Tom Lawton, Head of Manufacturing at BDO LLP commented:
“The better than expected results in the first half of the year have meant that manufacturers have remained buoyant about the economic outlook. However, there is an underlying nervousness within the sector. We still don’t know how the spending cuts announced in the last budget will impact demand for manufactured goods, while a reduction in government support could also hit the UK’s competitiveness in the global marketplace.
“But manufacturers should remain optimistic. Despite the EU economic slowdown, there are fantastic opportunities for growth in other countries like China and India and we welcome the recent UK trade delegation’s visit. However if the coalition government is to truly enable international growth in new markets, they must work closely with the banking sector to ensure appropriate financing structures and support is in place to enable businesses take advantage of new export opportunities.”
The report shows that the turnaround in world trade flows has been the driving factor in UK manufacturing's recovery, with emerging markets playing an important role.

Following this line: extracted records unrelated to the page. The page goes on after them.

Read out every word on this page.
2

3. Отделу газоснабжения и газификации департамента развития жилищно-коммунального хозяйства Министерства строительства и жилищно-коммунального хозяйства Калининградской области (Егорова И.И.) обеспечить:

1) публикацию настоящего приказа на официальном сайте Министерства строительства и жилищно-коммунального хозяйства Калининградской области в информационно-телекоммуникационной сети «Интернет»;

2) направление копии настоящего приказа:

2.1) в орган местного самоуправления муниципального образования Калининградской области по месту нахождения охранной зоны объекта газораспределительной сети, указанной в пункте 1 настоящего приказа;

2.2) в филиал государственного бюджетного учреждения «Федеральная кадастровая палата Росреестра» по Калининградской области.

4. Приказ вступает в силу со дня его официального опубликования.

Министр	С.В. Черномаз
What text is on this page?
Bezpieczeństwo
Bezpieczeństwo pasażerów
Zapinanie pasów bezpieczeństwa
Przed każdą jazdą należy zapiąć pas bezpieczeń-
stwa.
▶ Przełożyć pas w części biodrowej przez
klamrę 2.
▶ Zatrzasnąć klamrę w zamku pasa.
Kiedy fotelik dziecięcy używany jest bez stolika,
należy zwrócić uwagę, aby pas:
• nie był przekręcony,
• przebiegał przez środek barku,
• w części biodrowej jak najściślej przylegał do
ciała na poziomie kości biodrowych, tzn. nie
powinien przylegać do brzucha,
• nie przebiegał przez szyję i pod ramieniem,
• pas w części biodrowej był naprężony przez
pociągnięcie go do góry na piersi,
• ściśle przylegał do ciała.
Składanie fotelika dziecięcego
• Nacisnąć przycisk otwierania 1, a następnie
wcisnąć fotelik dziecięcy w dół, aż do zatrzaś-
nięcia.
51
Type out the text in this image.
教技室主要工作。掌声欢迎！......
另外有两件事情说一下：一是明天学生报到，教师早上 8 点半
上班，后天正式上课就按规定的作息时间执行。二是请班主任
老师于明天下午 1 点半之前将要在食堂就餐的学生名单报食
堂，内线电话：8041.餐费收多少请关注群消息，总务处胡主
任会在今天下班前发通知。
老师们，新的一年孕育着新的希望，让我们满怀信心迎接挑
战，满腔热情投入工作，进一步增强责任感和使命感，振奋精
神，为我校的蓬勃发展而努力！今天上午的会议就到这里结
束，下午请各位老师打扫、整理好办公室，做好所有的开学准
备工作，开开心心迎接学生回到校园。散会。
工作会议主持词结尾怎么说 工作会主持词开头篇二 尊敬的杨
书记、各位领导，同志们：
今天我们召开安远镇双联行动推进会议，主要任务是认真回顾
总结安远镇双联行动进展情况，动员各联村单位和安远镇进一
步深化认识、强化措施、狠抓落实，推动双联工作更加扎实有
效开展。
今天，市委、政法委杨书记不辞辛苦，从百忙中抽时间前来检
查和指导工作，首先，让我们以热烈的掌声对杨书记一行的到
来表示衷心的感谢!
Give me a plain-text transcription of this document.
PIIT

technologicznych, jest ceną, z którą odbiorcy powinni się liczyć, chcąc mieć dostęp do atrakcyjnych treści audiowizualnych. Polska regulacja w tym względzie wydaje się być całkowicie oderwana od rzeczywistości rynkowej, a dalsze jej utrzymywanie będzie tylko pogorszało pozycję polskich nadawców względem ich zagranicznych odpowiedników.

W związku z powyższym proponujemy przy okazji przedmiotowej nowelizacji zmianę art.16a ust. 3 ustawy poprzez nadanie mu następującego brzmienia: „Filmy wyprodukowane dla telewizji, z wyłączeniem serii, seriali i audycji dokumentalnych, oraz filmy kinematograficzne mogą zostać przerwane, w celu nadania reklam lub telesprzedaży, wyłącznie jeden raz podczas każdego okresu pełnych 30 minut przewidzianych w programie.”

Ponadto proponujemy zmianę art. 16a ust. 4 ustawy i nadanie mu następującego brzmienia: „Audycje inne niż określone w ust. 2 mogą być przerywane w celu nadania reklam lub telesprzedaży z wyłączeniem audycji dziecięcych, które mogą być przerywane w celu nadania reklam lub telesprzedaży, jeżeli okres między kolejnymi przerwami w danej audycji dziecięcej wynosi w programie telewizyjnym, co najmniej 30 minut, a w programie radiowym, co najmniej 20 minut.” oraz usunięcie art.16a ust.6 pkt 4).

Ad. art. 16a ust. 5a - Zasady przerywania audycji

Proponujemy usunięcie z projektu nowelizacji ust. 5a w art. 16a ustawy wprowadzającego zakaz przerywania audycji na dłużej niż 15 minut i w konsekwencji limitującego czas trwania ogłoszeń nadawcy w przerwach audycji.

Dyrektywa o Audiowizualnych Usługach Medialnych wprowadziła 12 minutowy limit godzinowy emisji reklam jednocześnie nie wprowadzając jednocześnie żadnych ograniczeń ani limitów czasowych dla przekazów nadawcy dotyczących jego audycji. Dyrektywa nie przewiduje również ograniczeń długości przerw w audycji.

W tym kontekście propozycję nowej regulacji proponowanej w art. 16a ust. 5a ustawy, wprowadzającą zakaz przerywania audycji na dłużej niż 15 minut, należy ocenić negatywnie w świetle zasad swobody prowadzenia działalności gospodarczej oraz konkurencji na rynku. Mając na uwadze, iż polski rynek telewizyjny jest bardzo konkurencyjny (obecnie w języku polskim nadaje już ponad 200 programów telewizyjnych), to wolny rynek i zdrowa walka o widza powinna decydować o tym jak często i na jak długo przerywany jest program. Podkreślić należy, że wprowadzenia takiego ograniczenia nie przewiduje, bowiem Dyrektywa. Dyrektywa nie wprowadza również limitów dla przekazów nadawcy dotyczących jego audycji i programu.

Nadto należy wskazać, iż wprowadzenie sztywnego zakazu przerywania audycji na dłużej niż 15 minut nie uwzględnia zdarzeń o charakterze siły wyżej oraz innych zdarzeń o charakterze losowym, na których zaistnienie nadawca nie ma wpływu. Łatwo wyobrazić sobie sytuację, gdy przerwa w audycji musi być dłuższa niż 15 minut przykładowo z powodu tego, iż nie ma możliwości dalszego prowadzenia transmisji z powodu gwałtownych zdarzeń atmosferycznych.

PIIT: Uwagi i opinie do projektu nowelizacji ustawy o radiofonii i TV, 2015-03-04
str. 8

New analysis in the report shows that, since the recovery began, in all sectors there has been a larger percentage increase in exports to the developing BRIC (Brazil, Russia, India, China) economies than developed ones, particularly in transport and metals – a reflection of their stronger growth performance. The report forecasts that, for 2010, GDP growth in Brazil will be 7%, Russia 5%, India 8.2% and China, despite an easing, 9.4%.
Analysis of individual sectors shows the largest output expansion relative to end of the recession lows is forecast to be in non-metallic minerals and mechanical engineering. Both these sectors are forecast to exhibit consistently strong growth and, along with rubber and plastics, metal products and electrical engineering, to exceed 5% growth for 2011.
However, the report warns that low levels of investment remains an achilles heel. Investment by manufacturing firms is not forecast to grow until 2011, having fallen by over a third during the recession. As with sector output, there is considerable variation between industries.
For example, while investment by metal products firms is expected to grow by 29% in 2010, investment in by food and drink companies is forecast to fall by 33% over the year. Other sectors are that are investing strongly include electrical engineering and mechanical engineering.